April shook her head. “Not yet.” She checked her watch. It was nearly five o’clock and beginning to cloud up.
Where was Mike? The Queensborough Bridge traffic was very heavy. That’s where Mike was. She was getting more anxious as the minutes passed. There was no sign of life in the Bartello house. What if Emma was in there, already dead? What if Grebs had taken off, and she was too late?
On the other hand, what if the old Bartello woman had overstated the case, as O’Brien had initially believed, and there was no woman in the garage apartment with blood on her head? O’Brien said Mrs. Bartello was old and upset about the sex. He didn’t take it too seriously when she told him the naked woman may have been beaten. It never occurred to him that maybe she was locked in, too. April looked at her watch again. If she was wrong about all this, Joyce would have her head.
April decided to show the photos to the old lady without waiting for Sanchez. Just see if she could make the guy. That’s all.
“Tell my partner I went to talk to the old lady. You’ll know him by the mustache and gray jacket.”
“It’s your call,” Pac said, taking the receiver off the hook.
April headed down the street. It was oddly quiet. Except for Renear, with his backward baseball cap ducked deep under the hood of the dented and rusting Chevy, there was nobody out. No dogs, no children on tricycles, nobody returning from the store carrying plastic bags of groceries. April passed the house and looked up at the windows over the garage where O’Brien said the woman’s tenant lived. The shades on those windows were still pulled all the way down. April frowned, as she searched for a door into the space. She didn’t see one.
Upstairs in the main house the blinds were open, but there were no lights on. There were no signs of anybody being home in either place, but that didn’t mean anything.
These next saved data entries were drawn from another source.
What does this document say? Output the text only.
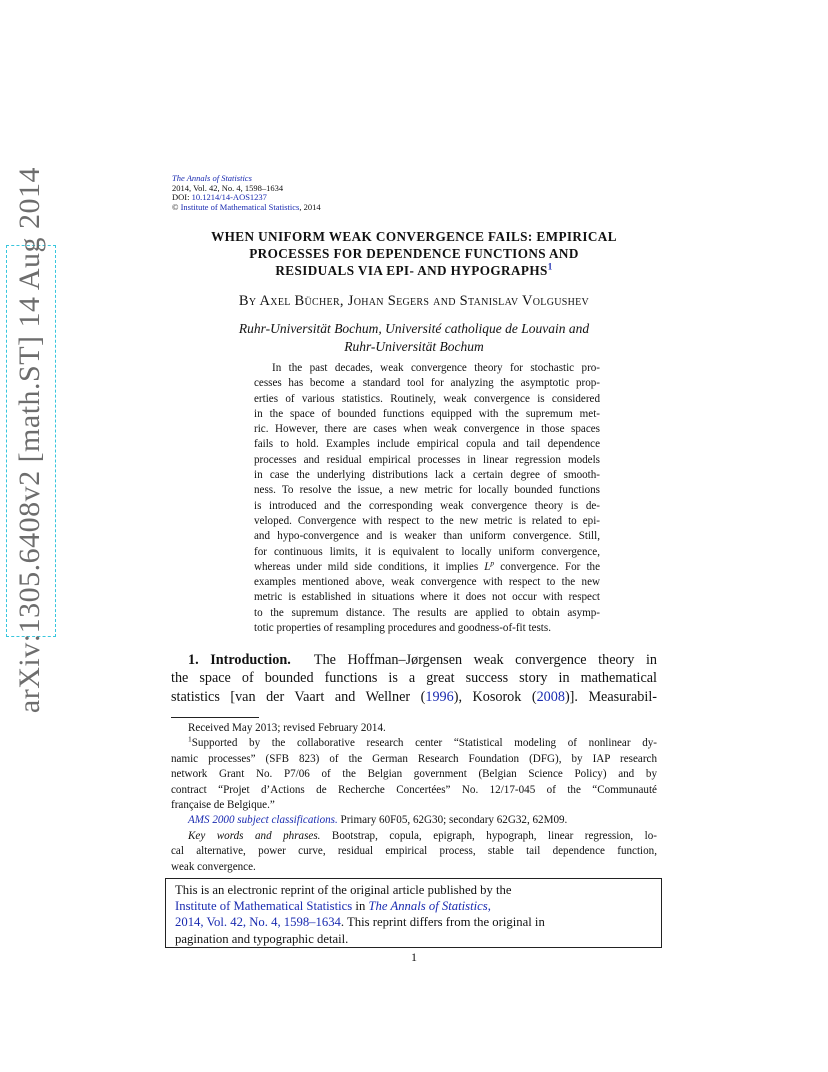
arXiv:1305.6408v2 [math.ST] 14 Aug 2014	The Annals of Statistics
2014, Vol. 42, No. 4, 1598–1634
DOI: 10.1214/14-AOS1237
© Institute of Mathematical Statistics, 2014
WHEN UNIFORM WEAK CONVERGENCE FAILS: EMPIRICAL
PROCESSES FOR DEPENDENCE FUNCTIONS AND
RESIDUALS VIA EPI- AND HYPOGRAPHS$^1$
By Axel Bücher, Johan Segers and Stanislav Volgushev
Ruhr-Universität Bochum, Université catholique de Louvain and
Ruhr-Universität Bochum
In the past decades, weak convergence theory for stochastic pro-
cesses has become a standard tool for analyzing the asymptotic prop-
erties of various statistics. Routinely, weak convergence is considered
in the space of bounded functions equipped with the supremum met-
ric. However, there are cases when weak convergence in those spaces
fails to hold. Examples include empirical copula and tail dependence
processes and residual empirical processes in linear regression models
in case the underlying distributions lack a certain degree of smooth-
ness. To resolve the issue, a new metric for locally bounded functions
is introduced and the corresponding weak convergence theory is de-
veloped. Convergence with respect to the new metric is related to epi-
and hypo-convergence and is weaker than uniform convergence. Still,
for continuous limits, it is equivalent to locally uniform convergence,
whereas under mild side conditions, it implies $L^p$ convergence. For the
examples mentioned above, weak convergence with respect to the new
metric is established in situations where it does not occur with respect
to the supremum distance. The results are applied to obtain asymp-
totic properties of resampling procedures and goodness-of-fit tests.
1. Introduction. The Hoffman–Jørgensen weak convergence theory in
the space of bounded functions is a great success story in mathematical
statistics [van der Vaart and Wellner (1996), Kosorok (2008)]. Measurabil-
Received May 2013; revised February 2014.
$^1$Supported by the collaborative research center “Statistical modeling of nonlinear dy-
namic processes” (SFB 823) of the German Research Foundation (DFG), by IAP research
network Grant No. P7/06 of the Belgian government (Belgian Science Policy) and by
contract “Projet d’Actions de Recherche Concertées” No. 12/17-045 of the “Communauté
française de Belgique.”
AMS 2000 subject classifications. Primary 60F05, 62G30; secondary 62G32, 62M09.
Key words and phrases. Bootstrap, copula, epigraph, hypograph, linear regression, lo-
cal alternative, power curve, residual empirical process, stable tail dependence function,
weak convergence.
This is an electronic reprint of the original article published by the
Institute of Mathematical Statistics in The Annals of Statistics,
2014, Vol. 42, No. 4, 1598–1634. This reprint differs from the original in
pagination and typographic detail.
1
Three shallow steps led to the front door, April went up the steps. Here the smell of wisteria was as sweet as anything she had ever smelled. It was almost impossible to imagine anything wrong in this sweet-smelling house. But she’d had that thought going into places before. The
flap of her purse was open. She reached in and rested her hand on her off-duty pistol. Her other one was strapped to her waist. She rang the bell.
There was no answer. April rang the bell again. Maybe the old lady was hard of hearing. Still no sign of life. She rang the bell a third time and turned the doorknob. The door was unlocked. April’s hands were sweaty as she stepped inside.
The hallway was empty. To one side, she could see the living room. Wow. Ornate, heavy furniture like the kind she used to gape at in the windows of the furniture store next to Ferrara’s in Little Italy. The dining room table was absolutely unbelievable. The four chairs around it were carved swans. The room she stood in smelled of old garlic, fried to the burning point.
“Hello, anybody home?”
No answer. She drew her gun and walked inside. I’m just looking for the old lady, she told herself. She moved down the hallway, hugging the wall. Don’t make a target of yourself. Shit. She had walked through the open door and entered the premises. Maybe that wasn’t so smart.
Nothing in the kitchen. Nothing in the living room. The door to the next room was closed. She stood on one side of the door and nudged it open with her foot. Nothing jumped out at her waving a gun. The room looked like a sitting room. Bookshelves, armchair, daybed, TV. It was empty. April climbed the stairs. Cautiously, she searched the bedrooms one by one, looking for the old woman and a door to the apartment over the garage. She found neither.
Where was the door? And what about the old lady? Did she always go out leaving her front door unlocked? April closed the door on her way out and slipped the gun back in her bag.
Outside nothing had changed but the clouds in the sky, moving in for the showers predicted later that night. The street was quiet, and there was still no sign of Sanchez. April checked her watch. Ten minutes had passed. What the hell was going on? He should be here by now. She was annoyed. Where was the old lady? She went around to the garage again. The entrance to the upstairs apartment must be in the garage. That meant there was no other way out. She didn’t like this waiting.